Good morning, everyone, and welcome back to H.C. Wainwright's 27th annual Global Investment Conference held on September 8th to September 10th, 2025. My name is Patrick Truchio. I'm a Senior Healthcare Analyst at H.C. Wainwright. It's my pleasure to welcome our next company, an executive at Cybin Inc., a late-stage neuropsychiatry company pioneering next-generation psychedelics and neuromodulators for mental health. Cybin Inc. is currently conducting a phase 3 program, evaluating its lead candidate, CYB003, a deuterated psilocin analog for adjunctive treatment of major depressive disorder, and a phase 2 trial of CYB004, a deuterated DMT compound for generalized anxiety disorder. From the company, it's my pleasure to introduce George Tziras, the CBO. Maybe if we can start just with some background on Cybin Inc. and highlight the progress that's been made over the past year.
Sure, happy to. Just to give you the sort of the mission, I think if you think about the last few, really many decades of psychiatry, the treatment in mood disorders of highly prevalent indication like depression and anxiety have mainly been managed through chronic dosing, daily dosing really, with antidepressants like SSRIs and SNRIs, which we know that two-thirds of patients don't initially respond to. The side effect profile for many can be quite challenging. For example, sexual dysfunction, weight gain. As you then progress on to later treatments, perhaps atypical antipsychotics, again, the side effect profile can also be quite challenging. In the last 15 years or so, we've seen the advent, especially in the U.S., of what's been termed interventional psychiatry. By that, I mean really day clinics where there are intermittent treatments administered.
Things like initially it was TMS, and then most recently we've seen Ketamine and Spravato (S-Ketamine). Those have grown actually quite a bit in the last few years. I think there's over 5,000 centers today that are registered for S-Ketamine and many more also for TMS and many that do combinations there. Thus far, access to those has been somewhat limited and mainly reserved, I guess, for more refractory patients in depressions due to, to a certain extent, the administrative burden. If we look at TMS, for example, there you have typically five days of daily dosing and then that goes on for a month. It's quite a lot of burden on both the practice and the patient. With S-Ketamine for maintenance, you have weekly or biweekly dosing. Again, quite a lot of burden on the practice. What I think we have now with Cybin Inc.
and what we're excited about in terms of the opportunity is how to really evolve that interventional paradigm and give perhaps the opportunity for greater scale access and also transdiagnostically in mood disorders, we think with some of the early data. Beyond that, also into other behavioral disorders potentially. We think that that's going to be possible through reducing and maybe dramatically that administrative burden, both for patients and providers. That is really through short, sort of fast-acting but long-lasting relief through as little as two doses a year or two dosing days a year. In that, we have two late-stage clinical programs, CYB003 and CYB004. CYB003 was granted Breakthrough Therapy Designation by the FDA. It's currently in phase 3, being investigated for adjunctive major depressive disorder. The first trial there launched late last year.
It's called APPROACH, and the second study is soon to start, we hope, it's called EMBRACE. CYB004 is our second asset that is being investigated for generalized anxiety disorder. That's currently in a phase 2 study, which as of this morning, I'm very pleased to say just completed enrollment. We're expecting data for that relatively soon.

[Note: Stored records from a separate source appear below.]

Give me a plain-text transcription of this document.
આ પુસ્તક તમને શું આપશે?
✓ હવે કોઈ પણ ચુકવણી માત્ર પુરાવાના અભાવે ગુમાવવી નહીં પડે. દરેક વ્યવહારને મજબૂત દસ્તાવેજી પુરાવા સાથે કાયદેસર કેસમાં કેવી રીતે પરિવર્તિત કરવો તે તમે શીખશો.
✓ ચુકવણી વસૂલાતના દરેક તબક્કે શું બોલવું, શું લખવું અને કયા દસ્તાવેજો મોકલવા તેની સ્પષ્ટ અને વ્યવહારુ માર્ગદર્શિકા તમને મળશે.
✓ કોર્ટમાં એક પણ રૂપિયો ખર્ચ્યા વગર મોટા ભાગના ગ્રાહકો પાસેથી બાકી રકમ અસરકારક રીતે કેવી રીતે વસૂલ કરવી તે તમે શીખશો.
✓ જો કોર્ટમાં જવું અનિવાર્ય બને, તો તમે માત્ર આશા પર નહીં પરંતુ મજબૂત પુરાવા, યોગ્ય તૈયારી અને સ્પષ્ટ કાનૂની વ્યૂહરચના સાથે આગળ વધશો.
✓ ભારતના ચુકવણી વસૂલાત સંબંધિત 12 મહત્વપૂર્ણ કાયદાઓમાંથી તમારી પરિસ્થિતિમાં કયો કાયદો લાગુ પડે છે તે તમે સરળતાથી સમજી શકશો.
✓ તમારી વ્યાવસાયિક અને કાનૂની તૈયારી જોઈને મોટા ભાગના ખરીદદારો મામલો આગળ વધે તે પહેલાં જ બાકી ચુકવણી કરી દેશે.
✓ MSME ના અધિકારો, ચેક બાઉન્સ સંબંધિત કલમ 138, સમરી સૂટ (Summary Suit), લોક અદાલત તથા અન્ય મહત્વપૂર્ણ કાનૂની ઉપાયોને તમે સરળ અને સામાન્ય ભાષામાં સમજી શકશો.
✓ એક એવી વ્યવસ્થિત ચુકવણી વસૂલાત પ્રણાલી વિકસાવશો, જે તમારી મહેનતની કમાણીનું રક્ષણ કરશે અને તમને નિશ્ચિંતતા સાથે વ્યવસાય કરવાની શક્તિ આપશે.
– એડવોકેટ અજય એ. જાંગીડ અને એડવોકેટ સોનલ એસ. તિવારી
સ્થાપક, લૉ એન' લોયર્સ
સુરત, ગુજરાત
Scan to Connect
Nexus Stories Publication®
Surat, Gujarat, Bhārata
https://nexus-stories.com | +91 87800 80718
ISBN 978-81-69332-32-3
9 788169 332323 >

It leads into a couple of my next questions. I think maybe the first one just is what are the priorities as you see them in the next 12 months to advance both CYB003 and CYB004?
The priorities, so really, I mean, the priorities for both is really execution, execution, execution. We have a large phase 3 program with Paradigm, you know, ongoing. It's getting to complete enrollment there and also EMBRACE, as I said, that's just about to start. There's plenty to get on with. With the second asset, CYB004, the priority will be to obviously see what our data says and then on the back of that work towards an end of phase 2 meeting with FDA and then determine the path forward for that into registrational studies if the data so merits.
Great. You provide a really thorough background for CYB003. I'm wondering if you could talk a little bit more about the mechanism of action, the indication, why you believe it could be transformative in MDD, and maybe some of this initial data that you've seen from the phase 2 program.
Sure. Mechanism of action, CYB003 is deuterated psilocin. That is an agonist at a range of serotonin receptors. The mechanism, it's at least hypothesized, as we don't know, is that it induces a window of plasticity, allowing the rapid reorganization of aberrant brain circuitry that underlies maladaptive patterns of thinking that are characteristic of internalizing disorders like depression. The onset of effect is within minutes. The subjective effects, the duration for CYB003 is four to six hours really on average. It's simple dosing. It's a 16 milligram oral capsule and one capsule per dosing session. It's a total of two dosing sessions that are three weeks apart. It's delivered adjunctively, on top of background SSRIs, SNRIs.
I think in the phase 2 trial, I think we saw a 71% remission rate at 12 months. What stood out to you as most relevant clinically?
As you said, we're very excited about that durability data. I mean, 100% response rate and 71% remission rate out to 12 months with 16 milligrams. It was a small study, but when it's that, that's pretty compelling. I'd say also actually that if we had put the cutoff point for remission at 12 on MADRS rather than 10, the remission rate would have been even higher. We're very pleased with that. I think the other thing that's clinically relevant is the absolute drop in MADRS, so 23 points on average, which we're quite pleased with. Definitely the separation at the primary endpoint. At three weeks, we had a 14-point separation. There was 13 to 14 points between both 12 milligrams and 16 milligrams. Sixteen is the one we're taking forward, which in our view is really best in class.
An effect size above two, we think that, and really what's important there is we think that that sets us up nicely into phase 3, i.e. that one would expect as you go into larger studies that the effect size will naturally come down. There's plenty of room to play there.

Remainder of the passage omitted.